Par conclusions déposées et notifiées le 4 décembre 2023, Mme [P] [H], agissant en qualité d’associée et de présidente de la SAS BD Mat et en qualité de d’associée de la SAS [H] Matériaux, la SAS BD Mat et la SAS [H] Matériaux demandent à la cour de :
– débouter la SARL [F] Expertise et Conseil de son appel en tous points mal fondé ;
– confirmer la décision entreprise en ce qu’elle a ordonné le relèvement immédiat de la SARL [F] Expertise et Conseil de ses fonctions de CAC de la SAS BD Mat;
– confirmer la décision entreprise en ce qu’elle a ordonné le relèvement immédiat de la SARL [F] Expertise et Conseil de ses fonctions de CAC de la SAS [H] Matériaux ;
– faisant droit a l’appel incident des concluantes ;
– réformer la décision entreprise en ce qu’elle a limité à 1 500 euros l’indemnité allouée sur le fondement de l’article 700 du code de procédure civile au profit de la SAS BD Mat ;
– réformer la décision entreprise en ce qu’elle a limité à 1 500 euros l’indemnité allouée sur le fondement de l’article 700 du code de procédure civile au profit de la SAS [H] Matériaux;
– condamner la SARL [F] Expertise et Conseil à leur verser indivisément une indemnité de 10 000 euros sur le fondement de l’article 700 du code de procédure civile au titre des frais irrépétibles de première instance ;
– y rajoutant, condamner la société [F] Expertise et Conseil à leur verser indivisément une indemnité complémentaire de 10 000 euros sur le fondement de l’article 700 du code de procédure civile au titre des frais irrépétibles d’appel ;
– condamner la société [F] Expertise et Conseil en tous les dépens de première instance et d’appel.
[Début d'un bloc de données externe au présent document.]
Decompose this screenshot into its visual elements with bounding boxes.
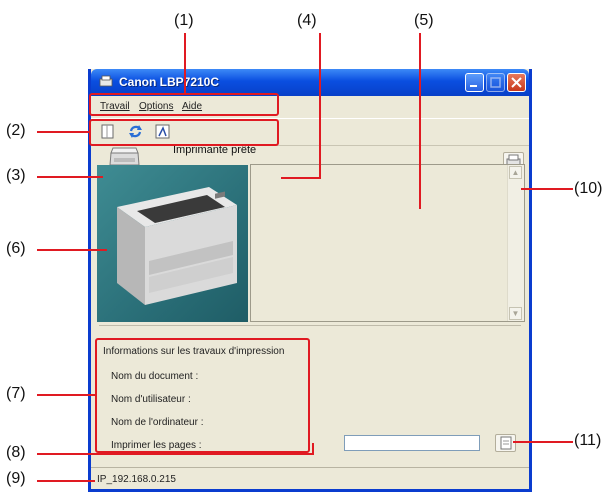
message-pane: ▲ ▼ [250, 164, 525, 322]
leader-4-v [319, 33, 321, 178]
leader-1 [184, 33, 186, 93]
job-details-button[interactable] [495, 434, 516, 452]
maximize-icon [490, 77, 501, 88]
callout-2: (2) [6, 122, 26, 139]
title-bar[interactable]: Canon LBP7210C [91, 69, 529, 96]
printer-app-icon [99, 75, 113, 87]
maximize-button[interactable] [486, 73, 505, 92]
printer-image [97, 165, 248, 322]
minimize-icon [470, 85, 477, 87]
printer-address: IP_192.168.0.215 [97, 474, 176, 485]
callout-11: (11) [574, 432, 602, 449]
callout-9: (9) [6, 470, 26, 487]
leader-9 [37, 480, 95, 482]
callout-6: (6) [6, 240, 26, 257]
leader-11 [513, 441, 573, 443]
callout-3: (3) [6, 167, 26, 184]
callout-1: (1) [174, 12, 194, 29]
minimize-button[interactable] [465, 73, 484, 92]
scroll-up-icon[interactable]: ▲ [509, 166, 522, 179]
callout-4: (4) [297, 12, 317, 29]
scroll-down-icon[interactable]: ▼ [509, 307, 522, 320]
callout-box-job-info [95, 338, 310, 453]
close-button[interactable] [507, 73, 526, 92]
close-icon [511, 77, 522, 88]
callout-5: (5) [414, 12, 434, 29]
leader-3 [37, 176, 103, 178]
callout-7: (7) [6, 385, 26, 402]
callout-box-menu [89, 93, 279, 116]
printer-status-icon [109, 147, 140, 166]
leader-2 [37, 131, 89, 133]
separator [99, 325, 521, 326]
printer-illustration [117, 187, 237, 305]
leader-5 [419, 33, 421, 209]
leader-10 [521, 188, 573, 190]
leader-8-v [312, 443, 314, 455]
leader-6 [37, 249, 107, 251]
print-pages-field [344, 435, 480, 451]
leader-4-h [281, 177, 321, 179]
callout-8: (8) [6, 444, 26, 461]
callout-10: (10) [574, 180, 603, 197]
document-details-icon [500, 436, 512, 450]
leader-8-h [37, 453, 314, 455]
status-bar: IP_192.168.0.215 [91, 467, 529, 490]
leader-7 [37, 394, 95, 396]
window-title: Canon LBP7210C [119, 75, 220, 89]
callout-box-toolbar [89, 119, 279, 146]
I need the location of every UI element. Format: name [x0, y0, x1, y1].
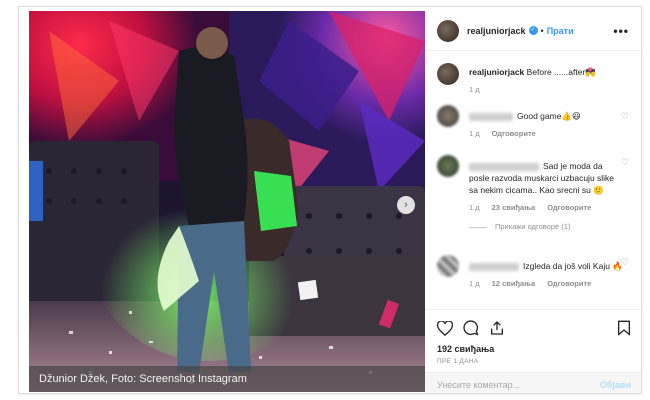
avatar[interactable]	[437, 255, 459, 277]
view-replies-label[interactable]: Прикажи одговоре (1)	[495, 221, 570, 233]
photo-illustration	[29, 11, 425, 392]
reply-button[interactable]: Одговорите	[547, 278, 591, 290]
comment-text: Good game👍😆	[517, 111, 581, 121]
photo-caption-bar: Džunior Džek, Foto: Screenshot Instagram	[29, 366, 425, 392]
post-side-panel: realjuniorjack ✓ • Прати ••• realjuniorj…	[425, 11, 641, 393]
verified-icon: ✓	[528, 26, 538, 35]
comment-time: 1 д	[469, 279, 480, 288]
more-icon[interactable]: •••	[613, 24, 629, 38]
comments-list: realjuniorjack Before ......after💏 1 д G…	[425, 61, 641, 288]
post-actions: 192 свиђања ПРЕ 1 ДАНА	[425, 309, 641, 365]
comment-item: Good game👍😆 1 д Одговорите ♡	[425, 105, 641, 140]
username[interactable]: realjuniorjack	[467, 26, 526, 36]
avatar[interactable]	[437, 63, 459, 85]
comment-likes[interactable]: 23 свиђања	[492, 202, 536, 214]
comment-item: Sad je moda da posle razvoda muskarci uz…	[425, 155, 641, 233]
heart-icon[interactable]: ♡	[621, 111, 629, 122]
comment-likes[interactable]: 12 свиђања	[492, 278, 536, 290]
caption-time: 1 д	[469, 85, 480, 94]
caption-text: Before ......after	[526, 67, 586, 77]
comment-input[interactable]	[437, 379, 600, 390]
comment-text: Izgleda da još voli Kaju 🔥	[523, 261, 623, 271]
heart-icon[interactable]: ♡	[621, 157, 629, 168]
comment-time: 1 д	[469, 129, 480, 138]
post-header: realjuniorjack ✓ • Прати •••	[425, 11, 641, 51]
heart-icon[interactable]: ♡	[621, 257, 629, 268]
bookmark-icon[interactable]	[617, 320, 631, 336]
post-comment-button[interactable]: Објави	[600, 380, 631, 390]
comment-username[interactable]	[469, 112, 513, 121]
photo-caption: Džunior Džek, Foto: Screenshot Instagram	[39, 373, 247, 385]
caption-username[interactable]: realjuniorjack	[469, 67, 524, 77]
separator-dot: •	[540, 25, 544, 36]
avatar[interactable]	[437, 19, 459, 42]
comment-time: 1 д	[469, 203, 480, 212]
caption-emoji: 💏	[585, 67, 596, 77]
avatar[interactable]	[437, 105, 459, 127]
view-replies[interactable]: Прикажи одговоре (1)	[469, 221, 625, 233]
follow-button[interactable]: Прати	[547, 26, 574, 36]
comment-icon[interactable]	[463, 320, 479, 336]
chevron-right-icon: ›	[404, 199, 408, 211]
likes-count[interactable]: 192 свиђања	[437, 344, 631, 354]
post-photo[interactable]: › Džunior Džek, Foto: Screenshot Instagr…	[29, 11, 425, 392]
divider	[469, 226, 487, 228]
instagram-post-embed: › Džunior Džek, Foto: Screenshot Instagr…	[18, 6, 642, 394]
share-icon[interactable]	[489, 320, 505, 336]
reply-button[interactable]: Одговорите	[492, 128, 536, 140]
post-caption: realjuniorjack Before ......after💏 1 д	[425, 61, 641, 96]
comment-item: Izgleda da još voli Kaju 🔥 1 д 12 свиђањ…	[425, 255, 641, 290]
next-photo-button[interactable]: ›	[397, 196, 415, 214]
avatar[interactable]	[437, 155, 459, 177]
heart-icon[interactable]	[437, 320, 453, 336]
post-time: ПРЕ 1 ДАНА	[437, 358, 479, 365]
comment-username[interactable]	[469, 262, 519, 271]
reply-button[interactable]: Одговорите	[547, 202, 591, 214]
comment-username[interactable]	[469, 162, 539, 171]
add-comment-bar: Објави	[425, 372, 641, 393]
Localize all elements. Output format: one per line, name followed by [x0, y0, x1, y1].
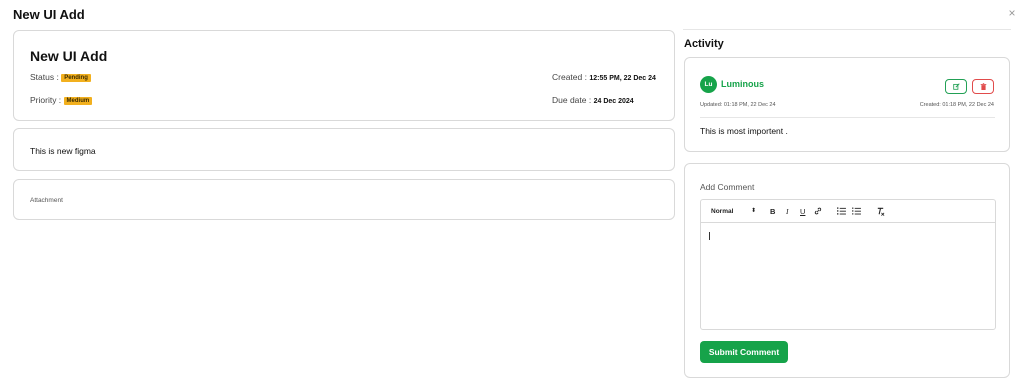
user-name: Luminous [721, 79, 764, 89]
task-details-card: New UI Add Status : Pending Priority : M… [13, 30, 675, 121]
comment-input[interactable] [701, 223, 995, 329]
ordered-list-icon [837, 207, 846, 215]
priority-badge: Medium [63, 97, 93, 105]
priority-label: Priority : [30, 95, 62, 105]
clear-format-icon [877, 207, 885, 216]
attachment-label: Attachment [30, 197, 63, 204]
task-title: New UI Add [30, 48, 108, 64]
link-button[interactable] [814, 207, 822, 217]
due-date-value: 24 Dec 2024 [593, 98, 634, 105]
divider [683, 29, 1011, 30]
ordered-list-button[interactable] [837, 207, 846, 217]
activity-entry: Lu Luminous Updated: 01:18 PM, 22 Dec 24… [684, 57, 1010, 152]
due-date-label: Due date : [552, 95, 592, 105]
modal-title: New UI Add [13, 7, 85, 22]
activity-comment-text: This is most importent . [700, 126, 788, 136]
attachment-card[interactable]: Attachment [13, 179, 675, 220]
created-row: Created : 12:55 PM, 22 Dec 24 [552, 72, 656, 82]
created-label: Created : [552, 72, 587, 82]
created-timestamp: Created: 01:18 PM, 22 Dec 24 [919, 102, 994, 108]
format-select[interactable]: Normal [711, 207, 733, 216]
rich-text-editor: Normal ⬍ B I U [700, 199, 996, 330]
add-comment-label: Add Comment [700, 182, 755, 192]
delete-comment-button[interactable] [972, 79, 994, 94]
status-label: Status : [30, 72, 59, 82]
format-select-caret-icon[interactable]: ⬍ [751, 207, 756, 216]
priority-row: Priority : Medium [30, 95, 93, 105]
add-comment-card: Add Comment Normal ⬍ B I U Submit Commen… [684, 163, 1010, 378]
edit-icon [952, 83, 960, 90]
editor-toolbar: Normal ⬍ B I U [701, 200, 995, 223]
description-card: This is new figma [13, 128, 675, 171]
task-description: This is new figma [30, 146, 96, 156]
underline-button[interactable]: U [800, 207, 805, 216]
activity-heading: Activity [684, 38, 724, 50]
text-cursor [709, 232, 710, 240]
bullet-list-button[interactable] [852, 207, 861, 217]
bullet-list-icon [852, 207, 861, 215]
divider [700, 117, 995, 118]
updated-timestamp: Updated: 01:18 PM, 22 Dec 24 [700, 102, 776, 108]
italic-button[interactable]: I [786, 207, 789, 216]
bold-button[interactable]: B [770, 207, 775, 216]
avatar: Lu [700, 76, 717, 93]
clear-format-button[interactable] [876, 207, 885, 218]
close-icon[interactable]: × [1006, 7, 1018, 19]
edit-comment-button[interactable] [945, 79, 967, 94]
link-icon [814, 207, 822, 215]
due-date-row: Due date : 24 Dec 2024 [552, 95, 634, 105]
submit-comment-button[interactable]: Submit Comment [700, 341, 788, 363]
trash-icon [980, 83, 986, 90]
created-value: 12:55 PM, 22 Dec 24 [589, 75, 656, 82]
status-badge: Pending [61, 74, 91, 82]
status-row: Status : Pending [30, 72, 91, 82]
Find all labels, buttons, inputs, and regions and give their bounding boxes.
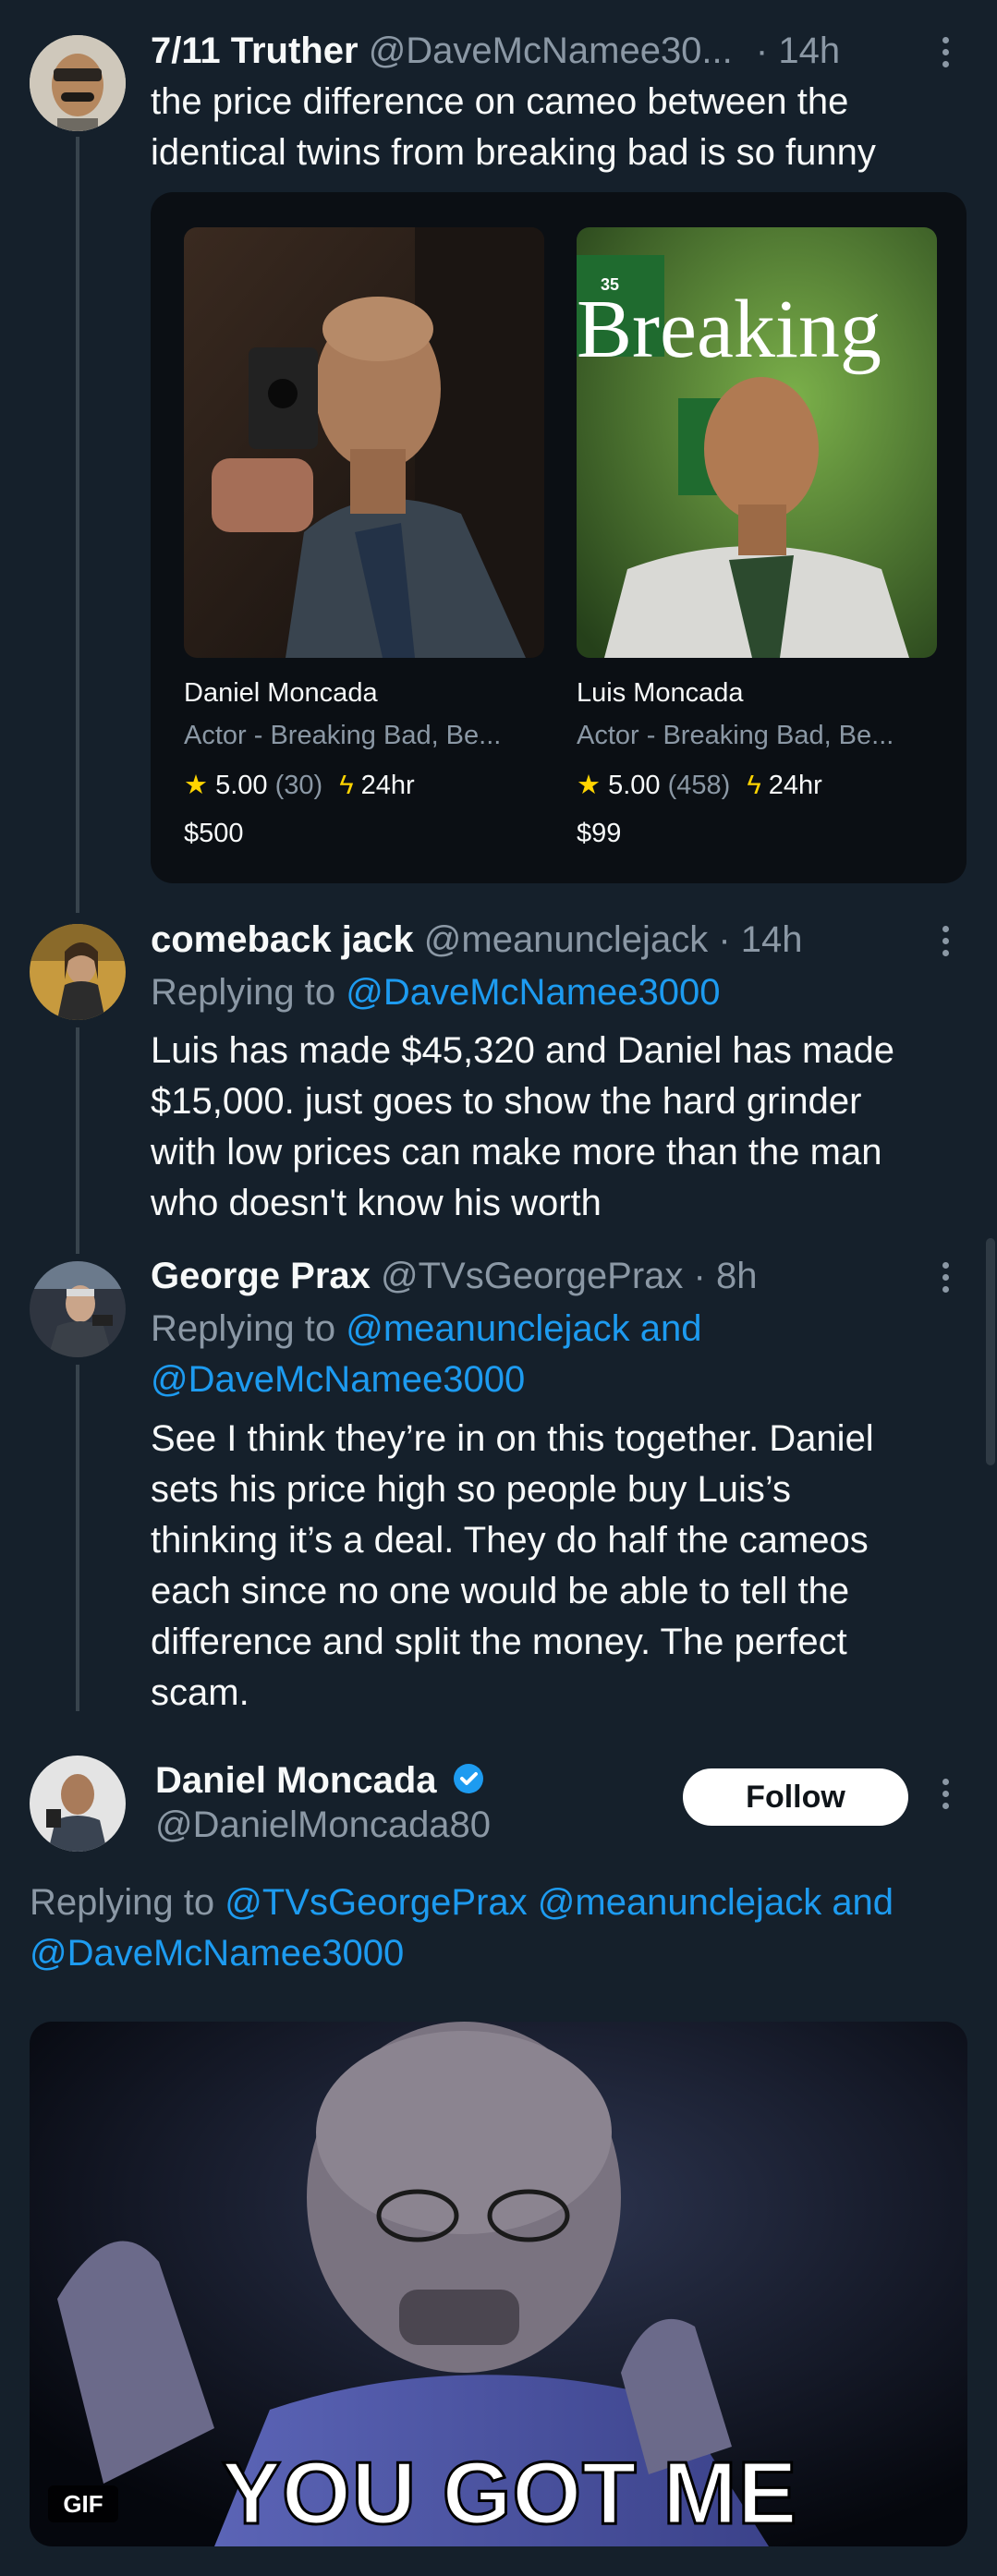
cameo-photo-luis: 35 Breaking	[577, 227, 937, 658]
gif-caption: YOU GOT ME	[220, 2443, 798, 2545]
replying-and: and	[832, 1882, 894, 1923]
cameo-rating-row: ★ 5.00 (30) ϟ 24hr	[184, 769, 415, 801]
avatar[interactable]	[30, 924, 126, 1020]
gif-badge: GIF	[48, 2485, 118, 2522]
cameo-subtitle: Actor - Breaking Bad, Be...	[184, 721, 502, 750]
star-icon: ★	[577, 771, 601, 800]
mention-link[interactable]: @DaveMcNamee3000	[346, 972, 720, 1013]
tweet-header: 7/11 Truther @DaveMcNamee30... · 14h	[151, 26, 840, 77]
replying-to: Replying to @DaveMcNamee3000	[151, 967, 720, 1018]
timestamp[interactable]: · 14h	[756, 30, 840, 71]
thread-line	[76, 137, 79, 913]
timestamp[interactable]: · 8h	[694, 1256, 758, 1296]
tweet-text-line: the price difference on cameo between th…	[151, 81, 849, 122]
display-name[interactable]: George Prax	[151, 1256, 371, 1296]
media-image-cameo-screenshot[interactable]: 35 Breaking Daniel Moncada Actor - Break…	[151, 192, 967, 883]
cameo-name: Luis Moncada	[577, 678, 744, 708]
follow-button[interactable]: Follow	[683, 1768, 908, 1826]
user-handle[interactable]: @TVsGeorgePrax	[381, 1256, 683, 1296]
tweet-text-line: who doesn't know his worth	[151, 1183, 602, 1223]
avatar[interactable]	[30, 35, 126, 131]
mention-link[interactable]: @meanunclejack	[346, 1308, 629, 1349]
tweet-text-line: $15,000. just goes to show the hard grin…	[151, 1081, 862, 1122]
tweet-text-line: sets his price high so people buy Luis’s	[151, 1469, 792, 1510]
mention-link[interactable]: @TVsGeorgePrax	[225, 1882, 527, 1923]
cameo-photo-daniel	[184, 227, 544, 658]
star-icon: ★	[184, 771, 208, 800]
avatar[interactable]	[30, 1756, 126, 1852]
user-handle[interactable]: @DaveMcNamee30...	[369, 30, 733, 71]
tweet-header: comeback jack @meanunclejack · 14h	[151, 915, 802, 966]
tweet-text-line: Luis has made $45,320 and Daniel has mad…	[151, 1030, 894, 1071]
cameo-delivery-time: 24hr	[360, 771, 415, 800]
replying-to: Replying to @TVsGeorgePrax @meanunclejac…	[30, 1877, 894, 1928]
more-options-icon[interactable]	[942, 1779, 950, 1815]
display-name[interactable]: comeback jack	[151, 919, 414, 960]
cameo-rating: 5.00	[215, 771, 268, 800]
display-name[interactable]: Daniel Moncada	[155, 1760, 437, 1801]
cameo-rating: 5.00	[608, 771, 661, 800]
user-handle[interactable]: @DanielMoncada80	[155, 1800, 491, 1851]
lightning-icon: ϟ	[339, 771, 354, 800]
scrollbar-thumb[interactable]	[986, 1238, 995, 1465]
cameo-price: $99	[577, 819, 622, 848]
timestamp[interactable]: · 14h	[718, 919, 802, 960]
cameo-rating-row: ★ 5.00 (458) ϟ 24hr	[577, 769, 822, 801]
replying-to-label: Replying to	[30, 1882, 215, 1923]
avatar[interactable]	[30, 1261, 126, 1357]
replying-to-label: Replying to	[151, 1308, 336, 1349]
cameo-review-count: (30)	[274, 771, 323, 800]
lightning-icon: ϟ	[747, 771, 761, 800]
cameo-subtitle: Actor - Breaking Bad, Be...	[577, 721, 894, 750]
cameo-price: $500	[184, 819, 244, 848]
user-handle[interactable]: @meanunclejack	[424, 919, 708, 960]
replying-and: and	[639, 1308, 702, 1349]
replying-to: Replying to @meanunclejack and	[151, 1304, 702, 1355]
mention-link[interactable]: @DaveMcNamee3000	[30, 1928, 404, 1979]
tweet-text-line: with low prices can make more than the m…	[151, 1132, 882, 1173]
tweet-text-line: each since no one would be able to tell …	[151, 1571, 850, 1611]
cameo-name: Daniel Moncada	[184, 678, 378, 708]
more-options-icon[interactable]	[942, 37, 950, 73]
tweet-text-line: identical twins from breaking bad is so …	[151, 132, 876, 173]
cameo-review-count: (458)	[667, 771, 731, 800]
tweet-text-line: scam.	[151, 1672, 249, 1713]
tweet-text-line: difference and split the money. The perf…	[151, 1622, 847, 1662]
mention-link[interactable]: @meanunclejack	[538, 1882, 821, 1923]
display-name[interactable]: 7/11 Truther	[151, 30, 359, 71]
tweet-text-line: thinking it’s a deal. They do half the c…	[151, 1520, 869, 1561]
thread-line	[76, 1365, 79, 1711]
tweet-header: George Prax @TVsGeorgePrax · 8h	[151, 1251, 757, 1302]
more-options-icon[interactable]	[942, 926, 950, 962]
cameo-delivery-time: 24hr	[768, 771, 822, 800]
mention-link[interactable]: @DaveMcNamee3000	[151, 1355, 525, 1405]
tweet-text-line: See I think they’re in on this together.…	[151, 1418, 874, 1459]
more-options-icon[interactable]	[942, 1262, 950, 1298]
poster-title: Breaking	[577, 284, 881, 375]
replying-to-label: Replying to	[151, 972, 336, 1013]
thread-line	[76, 1027, 79, 1254]
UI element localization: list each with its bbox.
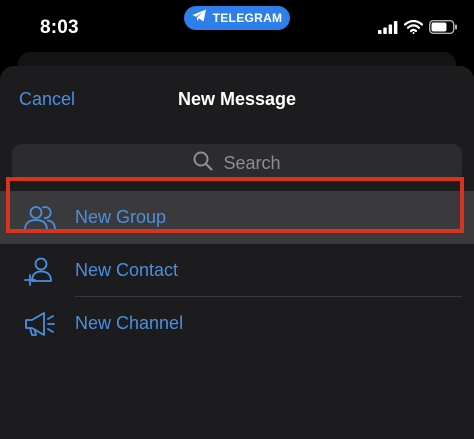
telegram-logo-icon [192,9,207,27]
cellular-signal-icon [378,20,398,39]
sheet-title: New Message [177,89,297,109]
new-message-sheet: Cancel New Message Search New Group New … [0,66,474,439]
menu-item-new-group-label: New Group [75,207,167,227]
search-placeholder: Search [223,152,281,173]
search-input[interactable]: Search [12,144,462,182]
menu-item-new-contact-label: New Contact [75,260,179,280]
new-message-menu: New Group New Contact New Channel [0,191,474,350]
menu-item-new-group[interactable]: New Group [0,191,474,244]
status-icons [378,19,458,39]
group-icon [22,202,58,234]
telegram-pill-label: TELEGRAM [212,11,283,25]
search-icon [193,151,214,176]
menu-item-new-contact[interactable]: New Contact [0,244,474,297]
telegram-app-pill[interactable]: TELEGRAM [184,6,290,30]
menu-item-new-channel[interactable]: New Channel [0,297,474,350]
battery-icon [428,19,458,39]
status-bar: 8:03 TELEGRAM [0,0,474,58]
wifi-icon [403,19,424,39]
status-time: 8:03 [40,17,79,38]
megaphone-icon [22,308,58,340]
add-contact-icon [22,255,58,287]
menu-item-new-channel-label: New Channel [75,313,184,333]
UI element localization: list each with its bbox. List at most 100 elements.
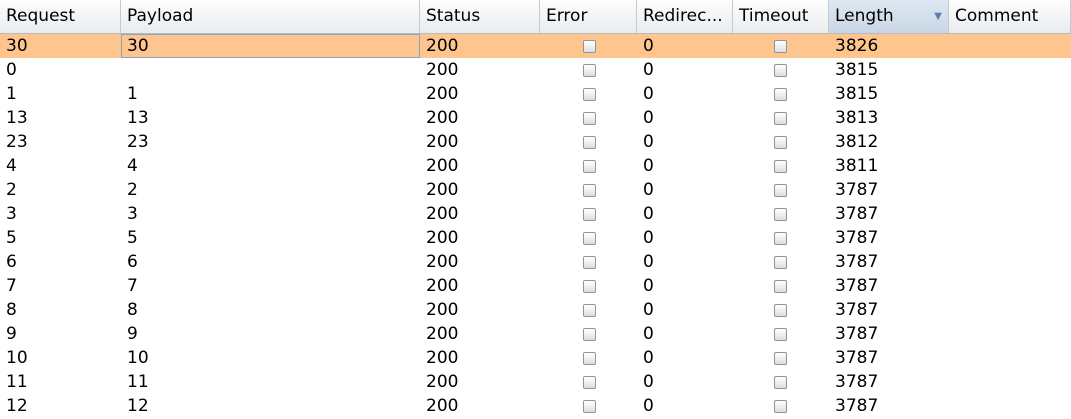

Elles font valoir qu’il est établi qu’en tant que professionnel, le CAC n’a pas respecté le cadre qui s’imposait à lui concernant les limites de ses interventions ; que s’il a pu être associé par la chef d’entreprise à certaines discussions avec la banque, ceci ne l’autorisait pas ultérieurement à communiquer directement avec la banque en dehors du chef d’entreprise et de surcroît à communiquer avec la banque et pire encore, avec le potentiel investisseur, sur ses doutes, ses craintes et la procédure d’alerte qu’il allait lancer.
Elles ajoutent que de même, s’il ne peut pas lui être reproché de ne pas apprécier le conseil habituel de l’entreprise, rien ne l’autorisait à mettre son éviction dans la balance, et à se livrer à un chantage subordonnant le maintien de sa propre intervention à l’éviction de l’avocat.
Elles considèrent enfin que si la procédure d’alerte relève effectivement de sa mission, et n’engage pas par principe sa responsabilité, il en va différemment lorsque cette procédure d’alerte est délibérément lancée à un moment où l’entreprise n’est pas en situation de risque, mais où les communications sur la procédure d’alerte, intervenant au moment même où la restructuration de l’entreprise se met en place avec l’intervention d’un investisseur, risque d’avoir pour effet de faire échouer cette opération .
Aussi, pour l’ensemble de ces raisons, tant au regard des principes applicables qu’au regard de la réalité de la situation de fait, elles estiment que la procédure de relèvement était parfaitement justifiée.
Il sera renvoyé aux conclusions des parties pour l’exposé complet de leurs demandes et moyens.
L’ordonnance de clôture a été rendue le 11 décembre 2023.
Motivation
Dispositif
PAR CES MOTIFS :
La cour, statuant publiquement, par arrêt mis à disposition au greffe, contradictoire,
Confirme le jugement par motifs substitués ;
Condamne la SARL [F] Expertise et Conseil à verser à la SAS BD Mat, la SAS [H] Matériaux, et Mme [P] [H], ès qualités d’associée et de présidente de la SAS BD Mat, et ès qualités d’associée de la SAS [H] Matériaux, une indemnité globale de 4 000 euros au titre des frais irrépétibles d’appel, sur le fondement des dispositions de l’article 700 du code de procédure civile ;
Condamne la SARL [F] Expertise et Conseil aux dépens d’appel.